[We received the following submission from Marcus H. Martins . He thought the LDS-GEMS subscribers would be interested in hearing about plans for a New Year's temple trip in Brazil. Tony is Marcus Martins' cousin. The sacrifice these Brazilian Saints are making is inspiring.]
The following is an edited version (and translation) of two e-mail messages received on December 24 and 28, 1997, from President Tony Martins Rodrigues, who lives in the city of Manaus, in the Amazon region of northern Brazil:
In Manaus the temperature is the opposite of yours, and we easily reach 104 degrees Fahrenheit. ...

We are going to spend New Year's Eve aboard a boat. On Tuesday, December 30, we will depart to the Sao Paulo Temple by boat and bus, and we will arrive there on Monday, January 5.

We will leave Manaus by boat around noon on Tuesday (Dec 30), sailing the Negro and Madeira rivers until we reach the city of Porto Velho four days later, on Saturday, January 3. We will leave Porto Velho by bus on that same day, arriving in Sao Paulo two days later, on the afternoon of Monday, January 5.
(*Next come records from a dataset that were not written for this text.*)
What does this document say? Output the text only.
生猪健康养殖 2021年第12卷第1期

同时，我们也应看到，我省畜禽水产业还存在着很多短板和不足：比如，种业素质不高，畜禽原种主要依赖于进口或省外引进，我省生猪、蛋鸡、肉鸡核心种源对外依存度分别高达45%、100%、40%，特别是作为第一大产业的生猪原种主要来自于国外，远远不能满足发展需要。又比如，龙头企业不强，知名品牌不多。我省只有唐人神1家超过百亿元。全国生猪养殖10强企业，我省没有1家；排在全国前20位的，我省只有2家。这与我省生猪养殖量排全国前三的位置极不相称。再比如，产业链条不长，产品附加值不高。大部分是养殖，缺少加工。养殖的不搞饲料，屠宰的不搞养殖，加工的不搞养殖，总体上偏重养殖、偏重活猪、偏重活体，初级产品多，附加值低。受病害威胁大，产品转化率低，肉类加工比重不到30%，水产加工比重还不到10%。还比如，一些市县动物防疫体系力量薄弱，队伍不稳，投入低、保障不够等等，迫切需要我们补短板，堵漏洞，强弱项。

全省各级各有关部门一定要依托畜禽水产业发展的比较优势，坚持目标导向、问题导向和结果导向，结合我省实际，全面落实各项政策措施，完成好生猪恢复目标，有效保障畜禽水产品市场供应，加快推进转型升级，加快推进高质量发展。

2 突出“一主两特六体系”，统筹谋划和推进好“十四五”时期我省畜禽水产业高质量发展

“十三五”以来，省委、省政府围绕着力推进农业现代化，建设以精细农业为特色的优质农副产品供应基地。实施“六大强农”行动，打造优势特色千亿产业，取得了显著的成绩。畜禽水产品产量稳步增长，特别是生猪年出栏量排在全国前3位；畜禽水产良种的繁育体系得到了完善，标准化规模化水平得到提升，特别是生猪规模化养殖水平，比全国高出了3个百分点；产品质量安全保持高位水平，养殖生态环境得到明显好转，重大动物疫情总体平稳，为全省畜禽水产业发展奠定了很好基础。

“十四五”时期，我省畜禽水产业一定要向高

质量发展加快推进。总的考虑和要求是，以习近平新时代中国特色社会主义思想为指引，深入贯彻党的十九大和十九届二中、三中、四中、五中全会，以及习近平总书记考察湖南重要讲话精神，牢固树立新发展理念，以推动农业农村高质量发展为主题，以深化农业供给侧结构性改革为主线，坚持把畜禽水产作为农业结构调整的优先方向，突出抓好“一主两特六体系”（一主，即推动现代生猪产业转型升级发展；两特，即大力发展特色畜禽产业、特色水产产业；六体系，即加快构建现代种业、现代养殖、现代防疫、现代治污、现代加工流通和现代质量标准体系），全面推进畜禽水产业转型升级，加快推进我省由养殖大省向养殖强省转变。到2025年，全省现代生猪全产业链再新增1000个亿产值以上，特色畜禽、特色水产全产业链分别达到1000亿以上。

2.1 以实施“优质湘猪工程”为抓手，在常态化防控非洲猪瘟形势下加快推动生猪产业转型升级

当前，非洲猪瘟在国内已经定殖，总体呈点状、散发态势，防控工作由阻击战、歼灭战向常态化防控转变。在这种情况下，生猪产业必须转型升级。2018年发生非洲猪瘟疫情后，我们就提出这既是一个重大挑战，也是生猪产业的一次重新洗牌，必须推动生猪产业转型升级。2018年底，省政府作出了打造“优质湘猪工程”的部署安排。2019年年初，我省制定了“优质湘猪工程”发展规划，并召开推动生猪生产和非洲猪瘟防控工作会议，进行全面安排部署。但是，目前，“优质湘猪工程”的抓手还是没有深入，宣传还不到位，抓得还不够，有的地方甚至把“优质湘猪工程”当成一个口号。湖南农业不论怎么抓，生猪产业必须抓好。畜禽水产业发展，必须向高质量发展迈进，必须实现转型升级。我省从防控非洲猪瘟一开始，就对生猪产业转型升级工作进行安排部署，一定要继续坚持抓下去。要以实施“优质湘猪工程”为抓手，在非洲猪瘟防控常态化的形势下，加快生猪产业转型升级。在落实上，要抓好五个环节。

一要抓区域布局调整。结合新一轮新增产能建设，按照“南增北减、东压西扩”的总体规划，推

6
After resting that night we will start temple sessions in the early morning of Tuesday, January 6, and we will take turns going through sessions around the clock (24 hours) until Friday, January 9.

Then we will leave Sao Paulo at 8am on Saturday, January 10, arriving in Porto Velho two days later, on the evening of January 12. We will board the boat around 10 or 11pm that same night and sail upstream (a longer trip), reaching Manaus four or five days later, on January 16 or 17.

So, we will spend a total of nineteen days in our excursion: Ten days traveling by boat, four days by bus, and we will spend five days at the temple.

Our group will be composed of 105 members from Manaus and from the cities of Itacoatiara and Boa Vista, in the state of Roraima. Our brothers and sisters from these cities will have additional travel time: Twelve additional hours of travel for those from Itacoatiara, and another forty-eight hours for those from Boa Vista.

Only six people in our party will travel to Sao Paulo by plane. For those of us going by boat and bus, the cost is R$ 450.00 per person eight years of age and older (approximately US$ 404.00;) children below age eight pay half that price. That cost includes boat and bus fares, food, and lodging. [Translator's note: the minimum wage in Brazil in December of 1997 was R$ 120.00 per month, or approximately US$ 107.00]

My wife and I are attending the University of Amazonas here in Manaus. She majors in business and I am majoring in law. At our university the semester will end on January 30. Going to the temple means that we may flunk the semester because of the absences and the exams we will miss in the period of the trip. We are trying to negotiate with our professors. But that is nothing. Many in our temple excursions lose their jobs, while others sell their refrigerators, stoves, televisions, etc. All that just to go to the temple.

You can imagine the repercussion around here of the announcement of the small temples.

Last July (1997) we sent an excursion to the temple with 107 members. This time there will be 105. Among these 105 we will have two elders quorum presidents, one counselor in a district presidency, one stake young men's president, one counselor in a bishopric, and a counselor in a stake presidency (myself.) We don't know what challenges, problems, or difficulties we will face in the nineteen days of the trip with 105 members under my responsibility, but I am grateful for the privilege of serving the Lord.

I received a phone call from the temple presidency asking us to limit our groups to forty people. We don't know whether we will have other opportunities to go to the temple by boat and bus, but we feel we cannot live without the blessings that come from attending the temple.

Allow me to express our feelings. We haven't been members for too long, but we know that the Church is true. God, the Eternal Father, lives; we are his children and He loves us. Jesus Christ also lives, and He is His Beloved Son, the Savior and Redeemer of the world. They appeared to the Prophet Joseph Smith. President Gordon B. Hinckley is a Prophet of God. In the name of Jesus Christ. Amen.


Antonio "Tony" Marcos Martins Rodrigues serves (1997) as a counselor in the presidency of the Manaus Brazil Solies Stake, one of the 4 stakes in that city. He joined the Church while living in Los Angeles (USA) in 1993. His wife, Cristina, serves as a counselor in the stake primary presidency. They have a 6-year-old son, Gabriel, who on Sundays accompanies his mother to up to 3 primaries. President Martins Rodrigues is a Sergeant in the Brazilian Air Force, and already holds a Master's degree in Physical Education.